The joys of grandparenting and other low-level disasters
Her message was as simple and straight forward as it could possibly be. “Hope you can get back soon. Losing my mind!”
It was my wife Kristin, mother of my own children and “Gee Gee” to a couple of additional descendants who had been entrusted to our loving care. We had recognized the pair as our grandsons before their parents jetted away for a long weekend, but as the minutes, hours and days ticked by, it became more and more evident our sweet, little boys had been replaced with studio actors in some sort of deranged reality comedy.
I felt her pain. I had done my “solo flight” with the boys at the beginning of the weekend after picking them up from daycare on Friday afternoon. Kristin was teaching a painting class that evening, so it would be entirely up to “Papa” to feed, entertain and marginally control the chaos until such time as I could confidently tuck them in and make it stick.
The evening ended with a bedtime story and a graciously answered prayer that the boys would sleep through the night, lest Grandpa wake up feeling like a bag of bung holes. Kristin made it to the kids’ place after the world had gone silent. It wouldn’t remain that way for long.

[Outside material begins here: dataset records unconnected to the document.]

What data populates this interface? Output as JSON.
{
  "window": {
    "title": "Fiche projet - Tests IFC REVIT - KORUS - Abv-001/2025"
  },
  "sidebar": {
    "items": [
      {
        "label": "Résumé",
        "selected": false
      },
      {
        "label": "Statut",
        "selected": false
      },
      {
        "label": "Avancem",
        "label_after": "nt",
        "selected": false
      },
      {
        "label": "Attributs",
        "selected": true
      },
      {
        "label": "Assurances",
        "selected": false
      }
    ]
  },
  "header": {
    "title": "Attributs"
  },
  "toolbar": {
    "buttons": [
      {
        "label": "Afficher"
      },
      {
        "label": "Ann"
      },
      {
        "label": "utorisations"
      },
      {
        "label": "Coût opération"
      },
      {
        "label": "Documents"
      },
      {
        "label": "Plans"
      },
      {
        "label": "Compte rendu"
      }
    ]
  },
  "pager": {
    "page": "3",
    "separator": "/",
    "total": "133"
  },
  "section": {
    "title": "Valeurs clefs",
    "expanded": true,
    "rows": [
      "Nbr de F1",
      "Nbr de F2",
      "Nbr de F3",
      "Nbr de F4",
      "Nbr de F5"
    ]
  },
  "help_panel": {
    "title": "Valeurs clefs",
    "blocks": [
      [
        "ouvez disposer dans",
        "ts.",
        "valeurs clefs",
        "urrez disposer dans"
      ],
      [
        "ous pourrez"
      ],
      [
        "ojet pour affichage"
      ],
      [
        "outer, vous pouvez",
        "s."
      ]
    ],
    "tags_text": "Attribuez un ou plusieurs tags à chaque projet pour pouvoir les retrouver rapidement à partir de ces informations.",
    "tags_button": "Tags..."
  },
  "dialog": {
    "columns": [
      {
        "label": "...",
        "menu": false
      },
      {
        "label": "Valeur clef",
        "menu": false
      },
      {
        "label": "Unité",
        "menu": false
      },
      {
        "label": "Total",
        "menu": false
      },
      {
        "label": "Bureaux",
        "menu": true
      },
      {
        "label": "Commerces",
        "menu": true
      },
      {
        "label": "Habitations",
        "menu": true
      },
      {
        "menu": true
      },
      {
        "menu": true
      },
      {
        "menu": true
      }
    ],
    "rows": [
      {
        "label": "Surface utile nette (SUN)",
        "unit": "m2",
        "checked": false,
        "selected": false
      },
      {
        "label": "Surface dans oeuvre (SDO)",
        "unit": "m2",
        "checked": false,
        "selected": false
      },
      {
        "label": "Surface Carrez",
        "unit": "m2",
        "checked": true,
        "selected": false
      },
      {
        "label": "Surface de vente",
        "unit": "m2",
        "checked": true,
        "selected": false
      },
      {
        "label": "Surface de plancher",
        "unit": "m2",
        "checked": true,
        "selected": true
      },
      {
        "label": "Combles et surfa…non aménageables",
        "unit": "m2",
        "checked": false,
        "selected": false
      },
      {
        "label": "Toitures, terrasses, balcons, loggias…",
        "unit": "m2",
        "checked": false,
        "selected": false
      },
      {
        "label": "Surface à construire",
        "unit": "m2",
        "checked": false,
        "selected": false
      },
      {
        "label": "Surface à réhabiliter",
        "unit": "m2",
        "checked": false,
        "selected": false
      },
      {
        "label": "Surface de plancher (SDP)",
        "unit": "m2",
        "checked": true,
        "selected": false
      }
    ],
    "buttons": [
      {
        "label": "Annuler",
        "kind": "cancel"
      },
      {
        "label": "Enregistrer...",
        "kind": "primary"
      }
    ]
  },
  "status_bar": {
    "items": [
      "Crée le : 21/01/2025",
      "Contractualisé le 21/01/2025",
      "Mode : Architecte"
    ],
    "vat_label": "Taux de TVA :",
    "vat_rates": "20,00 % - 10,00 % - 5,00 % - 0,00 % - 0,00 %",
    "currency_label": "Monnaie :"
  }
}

There’s a good reason children come along relatively early in the lifespan of humans. And the fact that fertility diminishes as we age is one of the greater evidences of a wise and loving God. Old people are not made to herd toddlers for any extended period of time. I say this in full acknowledgement that it outs me as an “old person.”
Hear me clearly: I am not insinuating our boys are bad. They are just boys. And at the ages of just past 3 and just past 1, they would probably rate out at highly civilized if observed in a laboratory setting. Life, however, is not a laboratory. It is a world filled with walls to climb, diapers to fill and food to fling across the room with unabated joy. As a young parent, I recall dreaming of the day when I would no longer have to deal with such things. As a grandparent, grateful as I may be for the experience, I find myself dreaming of the very same thing all over again!
Kristin’s not-so-subtle message of distress had been waiting for me when I’d made it back to the truck at the end of a muddy, bloody, two-hour-long mountain bike race I’d signed up for well before our “babysitting weekend” had been booked. In complete naivety we had assumed one grandparent could easily do the job of two for a brief period of time. Hindsight reveals our math was way off.
Grandparenting is a job best enjoyed together, and from here on out — at least until they grow beyond the toddler stage — that’s the only way we intend to approach it!